C.S.H.B. 1471 78(R)    BILL ANALYSIS


C.S.H.B. 1471
By: Hartnett
Judicial Affairs
Committee Report (Substituted)



BACKGROUND AND PURPOSE 

Current law specifies that a trustee may be removed under certain
conditions in accordance with the terms of the trust instrument or by a
court.  Issues have arisen regarding the failure of trustees to make an
accounting as required by law or by the terms of the trust.   

A beneficiary may demand a written statement of accounts, and current law
gives a trustee "a reasonable time" to comply.  What constitutes
"reasonable" has led to disputes. 

H.B. 1471 allows a court to remove a trustee for failure to make the
required accounting, specifies the time by which a trustee must deliver
financial statements, and allows a beneficiary to collect attorney's fees
and court costs in certain circumstances. 

RULEMAKING AUTHORITY

It is the committee's opinion that this bill does not expressly grant any
additional rulemaking authority to a state officer, department, agency, or
institution. 

ANALYSIS

H.B. 1471 amends the Property Code to allow a court to remove a trustee or
deny all or part of a trustee's compensation if the trustee fails to make
an accounting that is required by law or by the terms of the trust.   

The bill also requires a trustee to deliver a written statement of
accounts to a trust's beneficiaries on or before the 60th day after the
date the trustee receives the demand or after a longer period ordered by a
court.   

The bill also provides that if a beneficiary is successful in a suit to
compel a statement of accounts, the court may award court costs and
reasonable and necessary attorney's fees against the trustee in the
trustee's individual capacity, rather than in the trustee's capacity as
trustee. 

EFFECTIVE DATE

September 1, 2003.

COMPARISON OF ORIGINAL TO SUBSTITUTE

The substitute adds the words "in its discretion" to the original's
language providing that a court may remove a trustee or deny all or part
of a trustee's compensation under certain circumstances.   

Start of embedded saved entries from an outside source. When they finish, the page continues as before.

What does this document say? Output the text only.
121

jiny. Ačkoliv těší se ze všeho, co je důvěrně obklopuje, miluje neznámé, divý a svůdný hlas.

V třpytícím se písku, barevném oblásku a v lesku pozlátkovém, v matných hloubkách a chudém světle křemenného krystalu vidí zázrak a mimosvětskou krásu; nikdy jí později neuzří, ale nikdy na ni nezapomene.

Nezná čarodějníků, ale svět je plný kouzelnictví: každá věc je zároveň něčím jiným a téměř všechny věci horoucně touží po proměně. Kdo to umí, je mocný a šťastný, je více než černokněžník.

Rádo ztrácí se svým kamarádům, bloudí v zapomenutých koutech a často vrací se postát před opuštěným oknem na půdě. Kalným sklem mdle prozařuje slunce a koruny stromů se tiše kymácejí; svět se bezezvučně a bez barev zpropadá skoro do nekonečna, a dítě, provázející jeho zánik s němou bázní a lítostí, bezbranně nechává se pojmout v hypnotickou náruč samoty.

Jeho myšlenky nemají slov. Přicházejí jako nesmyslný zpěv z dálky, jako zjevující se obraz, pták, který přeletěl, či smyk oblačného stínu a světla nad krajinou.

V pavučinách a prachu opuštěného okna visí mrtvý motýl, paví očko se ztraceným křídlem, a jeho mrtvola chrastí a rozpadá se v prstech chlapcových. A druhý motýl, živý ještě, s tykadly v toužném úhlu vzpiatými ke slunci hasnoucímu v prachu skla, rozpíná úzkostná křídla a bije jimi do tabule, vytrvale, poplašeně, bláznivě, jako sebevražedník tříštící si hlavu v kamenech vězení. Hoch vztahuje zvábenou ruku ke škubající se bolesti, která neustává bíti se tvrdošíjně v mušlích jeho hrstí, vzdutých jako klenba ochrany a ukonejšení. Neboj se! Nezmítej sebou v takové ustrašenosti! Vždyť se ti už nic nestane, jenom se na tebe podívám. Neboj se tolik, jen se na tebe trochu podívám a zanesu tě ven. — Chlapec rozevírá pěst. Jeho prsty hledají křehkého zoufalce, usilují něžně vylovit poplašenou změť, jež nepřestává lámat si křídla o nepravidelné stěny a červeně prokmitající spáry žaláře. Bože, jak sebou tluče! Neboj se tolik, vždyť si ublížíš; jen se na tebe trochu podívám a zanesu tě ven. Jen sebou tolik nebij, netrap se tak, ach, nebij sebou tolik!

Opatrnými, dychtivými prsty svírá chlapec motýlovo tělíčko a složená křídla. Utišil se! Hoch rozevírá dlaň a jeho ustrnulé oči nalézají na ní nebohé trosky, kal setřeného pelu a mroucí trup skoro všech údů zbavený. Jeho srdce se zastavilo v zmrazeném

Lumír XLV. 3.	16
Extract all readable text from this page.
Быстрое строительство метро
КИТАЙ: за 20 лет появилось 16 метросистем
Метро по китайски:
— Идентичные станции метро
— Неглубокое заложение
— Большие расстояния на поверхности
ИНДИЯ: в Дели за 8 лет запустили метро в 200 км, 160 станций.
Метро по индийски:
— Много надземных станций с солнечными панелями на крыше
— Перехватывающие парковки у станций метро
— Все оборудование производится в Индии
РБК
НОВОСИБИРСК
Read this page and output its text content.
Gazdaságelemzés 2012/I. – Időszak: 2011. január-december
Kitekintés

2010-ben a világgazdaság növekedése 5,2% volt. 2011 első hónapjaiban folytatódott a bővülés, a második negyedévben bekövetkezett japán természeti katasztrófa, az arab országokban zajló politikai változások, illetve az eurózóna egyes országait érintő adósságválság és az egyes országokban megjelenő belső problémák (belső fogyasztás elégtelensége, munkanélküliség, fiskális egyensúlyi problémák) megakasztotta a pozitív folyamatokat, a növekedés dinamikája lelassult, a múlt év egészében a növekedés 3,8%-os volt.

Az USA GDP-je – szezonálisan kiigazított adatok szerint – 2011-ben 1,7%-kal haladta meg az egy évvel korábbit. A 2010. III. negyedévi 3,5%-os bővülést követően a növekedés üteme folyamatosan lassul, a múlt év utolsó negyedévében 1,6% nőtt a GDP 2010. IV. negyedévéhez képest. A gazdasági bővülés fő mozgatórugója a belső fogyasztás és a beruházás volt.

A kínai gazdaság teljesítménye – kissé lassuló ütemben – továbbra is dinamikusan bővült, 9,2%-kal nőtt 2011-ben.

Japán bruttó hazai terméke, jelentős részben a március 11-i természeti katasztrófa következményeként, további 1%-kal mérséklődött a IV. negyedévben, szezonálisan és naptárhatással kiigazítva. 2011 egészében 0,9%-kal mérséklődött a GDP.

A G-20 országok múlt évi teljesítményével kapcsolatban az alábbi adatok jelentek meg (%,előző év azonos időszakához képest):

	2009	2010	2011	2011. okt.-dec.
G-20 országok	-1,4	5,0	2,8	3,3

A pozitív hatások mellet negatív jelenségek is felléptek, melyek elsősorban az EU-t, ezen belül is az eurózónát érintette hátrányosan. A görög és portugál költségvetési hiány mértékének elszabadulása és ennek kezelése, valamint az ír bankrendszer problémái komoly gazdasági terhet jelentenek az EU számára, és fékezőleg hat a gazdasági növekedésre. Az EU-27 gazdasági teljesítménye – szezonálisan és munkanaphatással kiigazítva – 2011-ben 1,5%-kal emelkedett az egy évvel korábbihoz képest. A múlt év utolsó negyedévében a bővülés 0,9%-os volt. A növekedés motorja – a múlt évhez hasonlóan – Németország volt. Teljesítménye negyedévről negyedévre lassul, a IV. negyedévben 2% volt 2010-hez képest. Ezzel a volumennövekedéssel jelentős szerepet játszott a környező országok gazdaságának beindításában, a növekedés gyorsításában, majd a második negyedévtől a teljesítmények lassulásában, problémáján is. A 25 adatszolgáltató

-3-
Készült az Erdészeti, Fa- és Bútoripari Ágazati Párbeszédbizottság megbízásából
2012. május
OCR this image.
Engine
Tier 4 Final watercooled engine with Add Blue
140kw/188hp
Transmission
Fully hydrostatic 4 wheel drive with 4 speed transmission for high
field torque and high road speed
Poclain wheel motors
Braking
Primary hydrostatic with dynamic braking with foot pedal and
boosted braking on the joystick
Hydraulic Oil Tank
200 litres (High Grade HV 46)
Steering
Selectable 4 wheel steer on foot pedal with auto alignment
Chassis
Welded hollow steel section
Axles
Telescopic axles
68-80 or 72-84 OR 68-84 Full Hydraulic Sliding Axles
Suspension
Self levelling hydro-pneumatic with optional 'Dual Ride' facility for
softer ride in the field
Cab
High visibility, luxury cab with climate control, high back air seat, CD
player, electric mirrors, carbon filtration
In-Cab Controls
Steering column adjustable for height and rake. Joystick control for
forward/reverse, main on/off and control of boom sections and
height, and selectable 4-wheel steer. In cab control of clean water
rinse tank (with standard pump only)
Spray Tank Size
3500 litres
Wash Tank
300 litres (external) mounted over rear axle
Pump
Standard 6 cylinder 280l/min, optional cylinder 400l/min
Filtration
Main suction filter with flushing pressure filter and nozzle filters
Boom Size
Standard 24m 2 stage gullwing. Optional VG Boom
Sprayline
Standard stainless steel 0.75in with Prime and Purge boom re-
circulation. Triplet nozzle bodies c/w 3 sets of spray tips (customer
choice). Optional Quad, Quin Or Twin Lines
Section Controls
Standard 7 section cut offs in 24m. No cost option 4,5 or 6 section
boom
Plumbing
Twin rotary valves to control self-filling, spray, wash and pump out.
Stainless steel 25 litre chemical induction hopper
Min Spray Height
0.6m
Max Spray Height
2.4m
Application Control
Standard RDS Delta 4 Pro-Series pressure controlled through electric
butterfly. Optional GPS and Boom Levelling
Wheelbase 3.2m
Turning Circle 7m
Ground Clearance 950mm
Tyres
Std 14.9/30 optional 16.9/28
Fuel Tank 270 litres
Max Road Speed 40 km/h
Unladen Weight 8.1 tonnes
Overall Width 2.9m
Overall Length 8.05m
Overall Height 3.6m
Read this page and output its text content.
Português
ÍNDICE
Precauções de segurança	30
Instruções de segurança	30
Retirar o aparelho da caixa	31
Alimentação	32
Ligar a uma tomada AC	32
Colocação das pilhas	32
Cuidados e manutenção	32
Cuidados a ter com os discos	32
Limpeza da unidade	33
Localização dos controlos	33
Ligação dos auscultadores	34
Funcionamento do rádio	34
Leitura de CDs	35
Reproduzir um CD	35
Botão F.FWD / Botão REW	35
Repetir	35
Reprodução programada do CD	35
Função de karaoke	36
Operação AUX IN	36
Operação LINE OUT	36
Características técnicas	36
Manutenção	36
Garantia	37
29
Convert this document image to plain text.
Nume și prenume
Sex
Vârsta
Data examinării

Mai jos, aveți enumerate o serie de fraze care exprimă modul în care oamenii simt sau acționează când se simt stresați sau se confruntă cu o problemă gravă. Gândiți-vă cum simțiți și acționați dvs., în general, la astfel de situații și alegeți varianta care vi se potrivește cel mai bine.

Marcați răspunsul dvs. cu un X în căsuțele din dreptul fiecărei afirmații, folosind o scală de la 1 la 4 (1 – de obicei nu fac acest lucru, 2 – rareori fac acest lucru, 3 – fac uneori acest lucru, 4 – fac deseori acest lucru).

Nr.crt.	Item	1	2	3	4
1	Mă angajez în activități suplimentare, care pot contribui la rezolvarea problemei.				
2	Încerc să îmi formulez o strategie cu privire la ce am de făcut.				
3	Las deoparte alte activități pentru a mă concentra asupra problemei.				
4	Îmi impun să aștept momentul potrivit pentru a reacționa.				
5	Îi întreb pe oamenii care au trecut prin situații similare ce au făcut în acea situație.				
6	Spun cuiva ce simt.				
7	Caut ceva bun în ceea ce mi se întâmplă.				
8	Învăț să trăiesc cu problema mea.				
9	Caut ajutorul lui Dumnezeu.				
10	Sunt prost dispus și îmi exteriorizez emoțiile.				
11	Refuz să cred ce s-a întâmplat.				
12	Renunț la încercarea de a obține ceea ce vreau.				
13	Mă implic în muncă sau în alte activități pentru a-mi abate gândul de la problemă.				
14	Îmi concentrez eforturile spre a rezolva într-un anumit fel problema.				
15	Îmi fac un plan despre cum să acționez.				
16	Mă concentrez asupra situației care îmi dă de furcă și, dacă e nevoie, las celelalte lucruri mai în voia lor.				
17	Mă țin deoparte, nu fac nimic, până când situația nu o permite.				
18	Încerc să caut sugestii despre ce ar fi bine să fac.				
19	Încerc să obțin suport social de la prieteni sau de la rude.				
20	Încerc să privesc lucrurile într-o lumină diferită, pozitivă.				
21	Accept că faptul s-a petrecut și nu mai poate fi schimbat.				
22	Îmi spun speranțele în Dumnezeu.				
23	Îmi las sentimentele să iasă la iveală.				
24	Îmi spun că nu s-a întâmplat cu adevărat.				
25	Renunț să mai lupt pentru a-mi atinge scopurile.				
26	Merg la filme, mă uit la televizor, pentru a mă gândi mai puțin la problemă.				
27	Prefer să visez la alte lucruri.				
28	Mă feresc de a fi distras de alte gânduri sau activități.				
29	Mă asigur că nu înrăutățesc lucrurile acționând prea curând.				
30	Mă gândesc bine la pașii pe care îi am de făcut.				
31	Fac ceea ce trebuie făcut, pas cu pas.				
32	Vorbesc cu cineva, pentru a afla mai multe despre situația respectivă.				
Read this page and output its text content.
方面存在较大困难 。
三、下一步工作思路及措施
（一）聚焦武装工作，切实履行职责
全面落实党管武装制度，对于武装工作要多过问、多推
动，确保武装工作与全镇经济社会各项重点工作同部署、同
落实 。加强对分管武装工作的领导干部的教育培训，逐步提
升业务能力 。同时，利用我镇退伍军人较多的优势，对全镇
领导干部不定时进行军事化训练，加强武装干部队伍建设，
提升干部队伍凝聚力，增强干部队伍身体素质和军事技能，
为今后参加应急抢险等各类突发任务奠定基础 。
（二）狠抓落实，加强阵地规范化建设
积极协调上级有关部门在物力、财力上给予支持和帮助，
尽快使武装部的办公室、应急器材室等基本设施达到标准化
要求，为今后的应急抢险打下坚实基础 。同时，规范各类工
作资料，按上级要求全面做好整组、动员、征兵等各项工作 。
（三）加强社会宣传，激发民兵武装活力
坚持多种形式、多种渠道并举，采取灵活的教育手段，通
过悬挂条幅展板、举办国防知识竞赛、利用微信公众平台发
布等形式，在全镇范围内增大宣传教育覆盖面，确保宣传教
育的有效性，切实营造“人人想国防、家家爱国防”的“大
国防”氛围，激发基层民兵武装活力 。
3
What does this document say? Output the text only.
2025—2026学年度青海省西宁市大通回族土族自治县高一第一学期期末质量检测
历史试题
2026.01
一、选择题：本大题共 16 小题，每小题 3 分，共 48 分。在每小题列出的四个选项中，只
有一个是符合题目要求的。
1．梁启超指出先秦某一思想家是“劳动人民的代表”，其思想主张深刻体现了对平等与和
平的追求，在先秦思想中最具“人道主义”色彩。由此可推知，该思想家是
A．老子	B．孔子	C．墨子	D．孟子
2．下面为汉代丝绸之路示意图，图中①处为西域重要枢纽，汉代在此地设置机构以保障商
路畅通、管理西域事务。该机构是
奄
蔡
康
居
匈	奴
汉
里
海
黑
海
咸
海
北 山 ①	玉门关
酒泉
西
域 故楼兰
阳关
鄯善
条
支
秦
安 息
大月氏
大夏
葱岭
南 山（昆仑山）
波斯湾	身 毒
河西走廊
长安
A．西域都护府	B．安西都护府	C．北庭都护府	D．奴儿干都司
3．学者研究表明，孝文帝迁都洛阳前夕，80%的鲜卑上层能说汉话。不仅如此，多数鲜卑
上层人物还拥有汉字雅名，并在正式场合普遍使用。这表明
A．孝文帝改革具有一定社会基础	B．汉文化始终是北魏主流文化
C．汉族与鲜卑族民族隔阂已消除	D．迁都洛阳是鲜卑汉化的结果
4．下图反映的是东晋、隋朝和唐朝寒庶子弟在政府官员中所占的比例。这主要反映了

The substitute requires a trustee to deliver a written statement of
accounts within "the 90th day" of a demand versus the original's "60th
day."   

The substitute adds the words "in its discretion" to the original's
language providing that a court may award court costs and attorney's fees
to a beneficiary when the beneficiary is successful in a suit to compel a
statement.   

The substitute also provides that this award may be "all or part" of the
costs of court versus "all" in  the original.  The substitute also
provides that costs and attorney's fees assessed against a trustee may be
against the trustee in the trustee's individual capacity "or in the
trustee's capacity as trustee."  The original assessed these costs and
fees against the trustee in the trustee's individual capacity.